To conclude our analysis, let’s take a look at what users are searching for, starting with the most popular query parameters. Note that for this analysis, we will not consider:

page and per_page, as they are used for pagination
nameEquals, as it is always included in the query

Furthermore, the ranged parameters (e.g. starsMin and starsMax) will be grouped under a single umbrella (i.e. stars).

blacklist = ["page", "per_page", "nameEquals"]
query_keys = lambda query: query.keys()
query_parameters = df["query"].map(query_keys)
query_parameters_by_query = query_parameters.explode()
query_parameters_by_query = query_parameters_by_query.loc[~query_parameters_by_query.isin(blacklist)]
query_parameters_by_query = query_parameters_by_query.str.removesuffix("Min")
query_parameters_by_query = query_parameters_by_query.str.removesuffix("Max")
query_parameters_by_query_count = query_parameters_by_query.value_counts()
query_parameters_by_query_count.plot.bar(figsize=figsize)

<Axes: xlabel='query'>

_images/ae3b28e3dd1e5ff17f783b7abe3525ce08cf0071c177cc3e2097215f9f419adf.png

To no particular surprise, we can see that language comes out on top, followed closely by stars, name and commits. What is interesting however is that the topic parameter placed in the top 10, in spite of being a relatively new addition to the dataset. This could be an indication that the feature is being well received by the users. On the flipside, exact match parameters such as label and license have seen significantly less use. This is most likely due to the fact that there is currently no way to specify multiple values for a single query, which in my humble opinion is a feature we should consider prioritizing in the future.

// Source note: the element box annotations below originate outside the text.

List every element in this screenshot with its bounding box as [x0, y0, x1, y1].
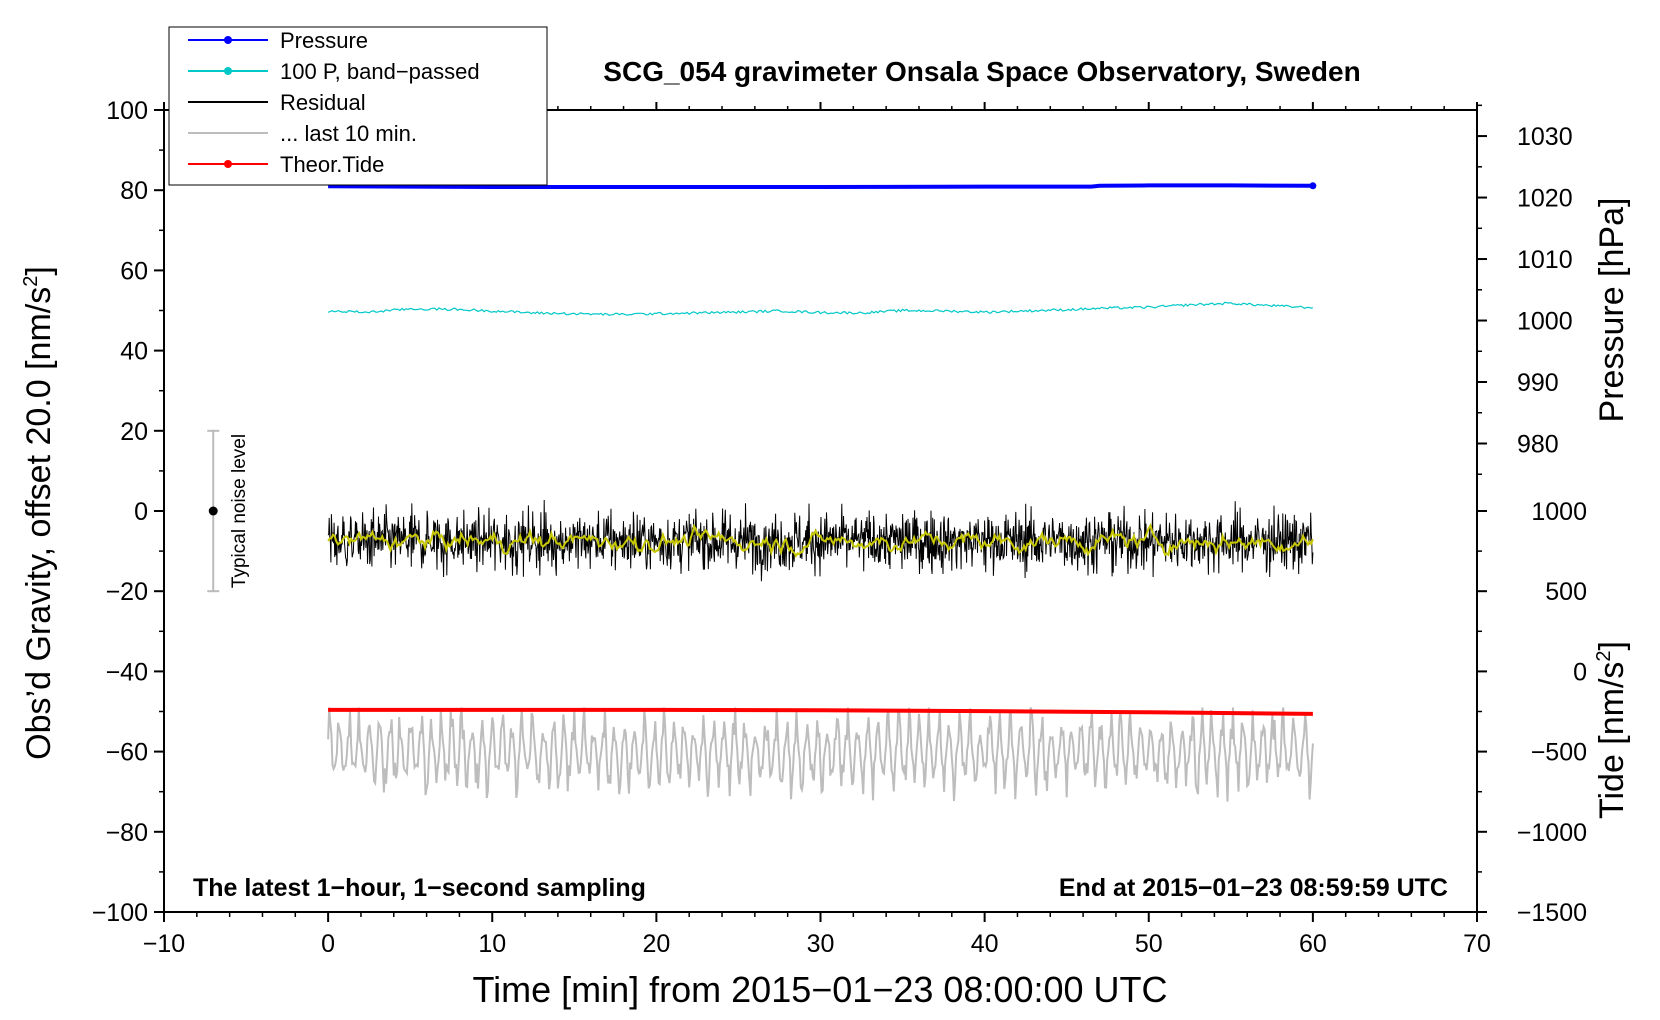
axes-group: −10 0 10 20 30 40 50 60 70−100−80−60−40−20020406…: [92, 97, 1587, 958]
tide-tick-label: −500: [1531, 739, 1587, 767]
x-tick-label: 30: [807, 930, 835, 958]
legend-label: ... last 10 min.: [280, 121, 417, 146]
y-tick-label: −60: [106, 739, 148, 767]
pressure-axis-label: Pressure [hPa]: [1593, 198, 1631, 423]
x-tick-label: 50: [1135, 930, 1163, 958]
sampling-annotation: The latest 1−hour, 1−second sampling: [193, 874, 646, 902]
y-tick-label: −100: [92, 899, 148, 927]
pressure-tick-label: 1010: [1517, 246, 1573, 274]
last-10-min-line: [327, 707, 1314, 802]
y-axis-label-main: Obs’d Gravity, offset 20.0 [nm/s: [20, 287, 58, 760]
x-tick-label: 20: [642, 930, 670, 958]
y-axis-label-sup: 2: [20, 276, 42, 287]
legend: Pressure 100 P, band−passed Residual ... la…: [168, 26, 548, 186]
x-tick-label: 60: [1299, 930, 1327, 958]
legend-swatch-marker: [224, 160, 232, 168]
legend-label: Theor.Tide: [280, 152, 384, 177]
y-axis-label: Obs’d Gravity, offset 20.0 [nm/s2]: [20, 266, 58, 760]
y-axis-label-end: ]: [20, 266, 58, 275]
tide-tick-label: −1500: [1517, 899, 1587, 927]
bandpassed-pressure-line: [327, 301, 1314, 316]
legend-swatch-marker: [224, 36, 232, 44]
noise-level-indicator: Typical noise level: [207, 429, 250, 593]
pressure-line: [328, 183, 1313, 189]
y-tick-label: −40: [106, 658, 148, 686]
x-tick-label: −10: [143, 930, 185, 958]
pressure-tick-label: 980: [1517, 430, 1559, 458]
y-tick-label: 100: [106, 97, 148, 125]
y-tick-label: −20: [106, 578, 148, 606]
pressure-tick-label: 990: [1517, 369, 1559, 397]
x-tick-label: 70: [1463, 930, 1491, 958]
legend-label: 100 P, band−passed: [280, 59, 480, 84]
x-tick-label: 40: [971, 930, 999, 958]
tide-axis-label: Tide [nm/s2]: [1593, 641, 1631, 819]
legend-label: Residual: [280, 90, 366, 115]
tide-line: [328, 707, 1313, 716]
pressure-tick-label: 1020: [1517, 185, 1573, 213]
tide-axis-label-end: ]: [1593, 641, 1631, 650]
end-time-annotation: End at 2015−01−23 08:59:59 UTC: [1059, 874, 1448, 902]
noise-level-label: Typical noise level: [229, 434, 250, 588]
tide-tick-label: 1000: [1531, 498, 1587, 526]
pressure-tick-label: 1000: [1517, 308, 1573, 336]
pressure-tick-label: 1030: [1517, 123, 1573, 151]
x-tick-label: 10: [478, 930, 506, 958]
y-tick-label: 40: [120, 338, 148, 366]
x-axis-label: Time [min] from 2015−01−23 08:00:00 UTC: [472, 969, 1167, 1010]
x-tick-label: 0: [321, 930, 335, 958]
y-tick-label: 0: [134, 498, 148, 526]
residual-line: [327, 499, 1314, 582]
tide-axis-label-sup: 2: [1593, 650, 1615, 661]
tide-tick-label: −1000: [1517, 819, 1587, 847]
tide-tick-label: 500: [1545, 578, 1587, 606]
pressure-end-marker: [1309, 182, 1317, 190]
residual-smoothed-line: [327, 523, 1314, 559]
chart-title: SCG_054 gravimeter Onsala Space Observat…: [603, 56, 1360, 87]
series-group: [327, 182, 1317, 802]
y-tick-label: 60: [120, 257, 148, 285]
tide-axis-label-main: Tide [nm/s: [1593, 662, 1631, 819]
y-tick-label: 80: [120, 177, 148, 205]
y-tick-label: −80: [106, 819, 148, 847]
legend-label: Pressure: [280, 28, 368, 53]
plot-frame: [163, 109, 1478, 913]
tide-tick-label: 0: [1573, 658, 1587, 686]
legend-box: [168, 26, 548, 186]
noise-bar-center: [208, 506, 218, 516]
legend-swatch-marker: [224, 67, 232, 75]
y-tick-label: 20: [120, 418, 148, 446]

Given that the language parameter is the most popular, it would be interesting to see which languages users search for the most. To do this, we can extract the language parameter values and calculate their distribution:

def get_languages(query: dict):
  if "language" in query:
    first, = query["language"]
    return first.lower()
  return None

query_parameter_language = df["query"].map(get_languages).dropna()
query_parameter_language_count = get_top_n(query_parameter_language, 4)
figure(figsize=figsize)
pie(query_parameter_language_count["count"], labels=query_parameter_language_count.index, autopct=autopct)
show()

_images/84889d370f80a2e88b06b57281468b00c3acd52ce562ea1833804326228995f7.png

As was expected, Java, Python and JavaScript, the three of the most popular programming languages in the world constitute a cumulative 70% of language-specific searches. While looking at the top does not reveal anything particularly surprising, it’s at the very bottom where some new insights are obtained:

least_popular_languages = query_parameter_language.value_counts().tail()
least_popular_languages_names = list(least_popular_languages.keys())
Markdown("\n".join([f"- {item}" for item in least_popular_languages_names]))

dart, kotlin
haskell
c/c++
npm
lua

The first thing that stands out is the fact that Lua and Haskell were both queried. Although we do not mine these languages, it’s worth considering adding them to the list of future targets. The second thing that stands out is the fact that dart, kotlin and c/c++ were search terms. Echoing the sentiment from the previous section, it’s worth considering adding the ability to search for multiple languages at once, allowing sampling on a set of languages.